Als in Bosnien der Krieg am schlimmsten tobte, kam Václav Havel nach Sarajevo. „Es war, als ob Tito gekommen wäre“, erinnerten sich noch Jahre später die Menschen, die ohnehin „Ti si Tito“ (du bist Tito) als größtes Kompliment vergaben. Kumrovec, Titos kroatischer Geburtsort, wurde zum weltlichen Wallfahrtsort, die hier und da im Lande stehenden Tito-Büsten von Meštrović, Augustinčić und anderen großen Bildhauern waren Kultstätten. Bis dann die Monumente von kroatischen Chauvinisten gesprengt wurden. Je mehr die neuen Herren, der Kroate Tudjman, der Serbe Milošević und weitere, sich in weißen Uniformen und in Tito-Rhetorik spreizten, desto mehr gingen sie den Menschen als schlechte Tito-Karikaturen auf die Nerven.
Die zuverlässige Verräterin Demoskopie hat es dokumentiert: 33 Prozent der Serben und fast 39 der Montenegriner nannten Tito in Umfragen 1998 den „größten Jugoslawen des 20. Jahrhunderts“. Noch Ende 2003 kürten ihn die Kroaten zur „größten Persönlichkeit der kroatischen Geschichte“. Gar nicht zu reden von den zahllosen Graffitis („Tito komm zurück, alles vergeben!“), die „Tito“-Inschriften, die aus Steinen auf Berghänge gelegt waren, die Tito-Bilder in Werkstätten, die Tito-Lieder von Lepa Brena oder Danilo Živković, die heute noch jeder auswendig kann. Tito war tot, aber als transnationale Identifikationsfigur erschien er lebendiger als zu Lebzeiten. „Titos einziger Fehler war, überhaupt zu sterben“, seufzte vor zehn Jahren die Belgrader „Vreme“.
Horst Grabert, Ende der 1970-er Jahre deutscher Botschafter in Jugoslawien, hatte einen sehr vertrauensvollen Dauerkontakt zu Tito und konnte noch Jahrzehnte später die schönsten Tito-Geschichten erzählen. Daraus wurde klar, warum alle die Unrecht haben, die Tito später als Diktator, Kriegsverbrecher etc. hinstellten. Das war Tito nie, denn das hatte er nie nötig.

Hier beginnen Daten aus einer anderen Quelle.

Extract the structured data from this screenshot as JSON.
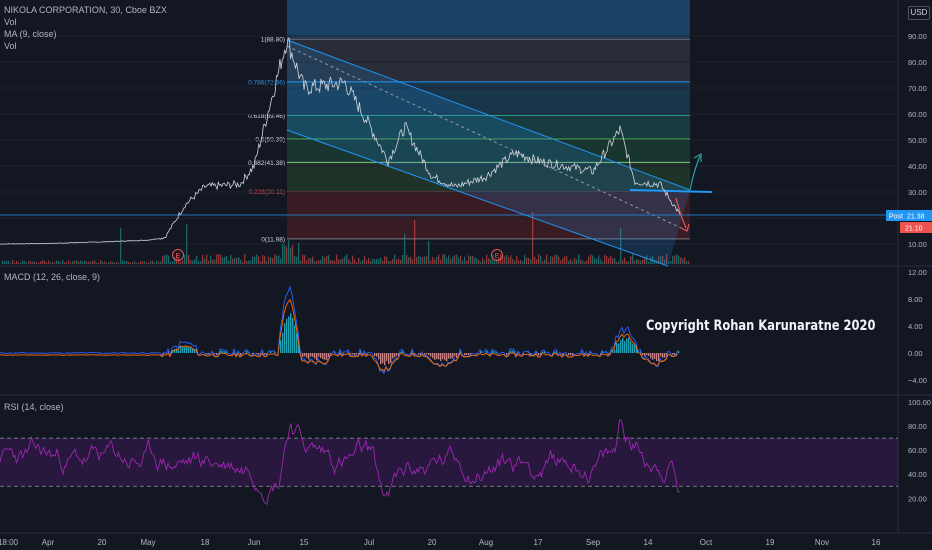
{
  "header": {
    "symbol_line": "NIKOLA CORPORATION, 30, Cboe BZX",
    "vol_line": "Vol",
    "ma_line": "MA (9, close)",
    "vol_line2": "Vol",
    "currency": "USD"
  },
  "macd_title": "MACD (12, 26, close, 9)",
  "rsi_title": "RSI (14, close)",
  "copyright": "Copyright Rohan Karunaratne 2020",
  "price_tag": {
    "label": "Post",
    "value": "21.38",
    "value2": "21.10"
  },
  "colors": {
    "background": "#131722",
    "up": "#26a69a",
    "down": "#ef5350",
    "channel": "#2196f3",
    "rsi": "#9c27b0",
    "macd": "#2962ff",
    "signal": "#ff6d00"
  },
  "chart_data": [
    {
      "type": "line",
      "title": "NIKOLA CORPORATION, 30, Cboe BZX",
      "x_ticks": [
        "18:00",
        "Apr",
        "20",
        "May",
        "18",
        "Jun",
        "15",
        "Jul",
        "20",
        "Aug",
        "17",
        "Sep",
        "14",
        "Oct",
        "19",
        "Nov",
        "16"
      ],
      "y_ticks": [
        10,
        20,
        30,
        40,
        50,
        60,
        70,
        80,
        90
      ],
      "ylim": [
        5,
        95
      ],
      "series": [
        {
          "values": [
            {
              "t": "18:00",
              "v": 10.0
            },
            {
              "t": "Apr",
              "v": 10.2
            },
            {
              "t": "20",
              "v": 10.8
            },
            {
              "t": "May",
              "v": 11.5
            },
            {
              "t": "May-mid",
              "v": 12.5
            },
            {
              "t": "May-late",
              "v": 25
            },
            {
              "t": "18",
              "v": 32
            },
            {
              "t": "Jun-pre",
              "v": 33
            },
            {
              "t": "Jun",
              "v": 40
            },
            {
              "t": "Jun-8",
              "v": 88.8
            },
            {
              "t": "15",
              "v": 70
            },
            {
              "t": "Jun-25",
              "v": 72
            },
            {
              "t": "Jul",
              "v": 56
            },
            {
              "t": "Jul-8",
              "v": 42
            },
            {
              "t": "Jul-14",
              "v": 55
            },
            {
              "t": "20",
              "v": 36
            },
            {
              "t": "Jul-27",
              "v": 32
            },
            {
              "t": "Aug",
              "v": 36
            },
            {
              "t": "Aug-10",
              "v": 45
            },
            {
              "t": "17",
              "v": 42
            },
            {
              "t": "Aug-24",
              "v": 40
            },
            {
              "t": "Sep",
              "v": 38
            },
            {
              "t": "Sep-8",
              "v": 54
            },
            {
              "t": "14",
              "v": 34
            },
            {
              "t": "Sep-18",
              "v": 33
            },
            {
              "t": "Sep-21",
              "v": 21.38
            }
          ]
        }
      ],
      "fibonacci": [
        {
          "ratio": "1",
          "price": "88.80"
        },
        {
          "ratio": "0.786",
          "price": "72.36"
        },
        {
          "ratio": "0.618",
          "price": "59.46"
        },
        {
          "ratio": "0.5",
          "price": "50.39"
        },
        {
          "ratio": "0.382",
          "price": "41.38"
        },
        {
          "ratio": "0.236",
          "price": "30.11"
        },
        {
          "ratio": "0",
          "price": "11.98"
        }
      ],
      "earnings_markers": [
        "E",
        "E"
      ]
    },
    {
      "type": "line",
      "title": "MACD (12, 26, close, 9)",
      "y_ticks": [
        12.0,
        8.0,
        4.0,
        0.0,
        -4.0
      ],
      "ylim": [
        -5,
        12
      ]
    },
    {
      "type": "line",
      "title": "RSI (14, close)",
      "y_ticks": [
        100.0,
        80.0,
        60.0,
        40.0,
        20.0
      ],
      "ylim": [
        10,
        100
      ],
      "bands": [
        70,
        30
      ]
    }
  ]
}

Oftmals habe ich mir den „Spaß“ gemacht, spätere Tito-Kritiker zu fragen, was sie am 4. Mai 1980, dem Todestag Titos, getan haben. Wenn sie ehrlich waren, sagten sie „Ich habe geweint“ – und wenn sie etwas anderes sagten, dann logen sie oder waren nationalistische Polit-Emigranten, die sich mit aller Berechtigung nichts in Titos Jugoslawien getraut hatten.
Auch bei Stalins Tod im März 1953 haben Millionen Menschen geweint, aber dennoch kann man Stalin und Tito nicht vergleichen. Dass die beiden einander spinnefeind waren, wussten wir ab dem ersten Tag des Tito-Stalin-Konflikts, der in den Jahren 1947 bis 1955 Jugoslawien einer dauernden Bedrohung seitens Stalins und seiner Satelliten aussetzte. Wie das Land darauf reagierte und am Ende die Sowjets förmlich zu Kreuze kriechen ließ, darauf ist man in Ex-Jugoslawien noch immer stolz, wie nicht zuletzt das Slowenische Fernsehen vor einigen Jahren in einer mehrteiligen TV-Dokumentation nachzeichnete. Davor gab es die Bücher von Milovan Djilas („Gespräche mit Stalin“), Vladimir Dedijer („Stalins verlorene Schlacht“) und viele andere, die erhellende Details ausbreiteten. Stalin war den Menschen gottgleich entrückt, Tito stand den Menschen nahe und wusste sie zu begeistern. Im Grunde war er ein schlechter Redner, der über jedes Fremdwort unweigerlich stolperte, aber er konnte hinreißende Statements äußern, wenn er einfach so redete, wie ihm sein kroatischer Bauernschnabel gewachsen war. Dann kamen Dinger heraus, die binnen Stunden im ganzen Land herum waren – sein berühmter Versprecher in der montenegrinischen Hauptstadt: „Podgorica, ich kenne Podgorica noch aus Vorkriegszeiten – äh, oder Titograd, wie es jetzt heißt“.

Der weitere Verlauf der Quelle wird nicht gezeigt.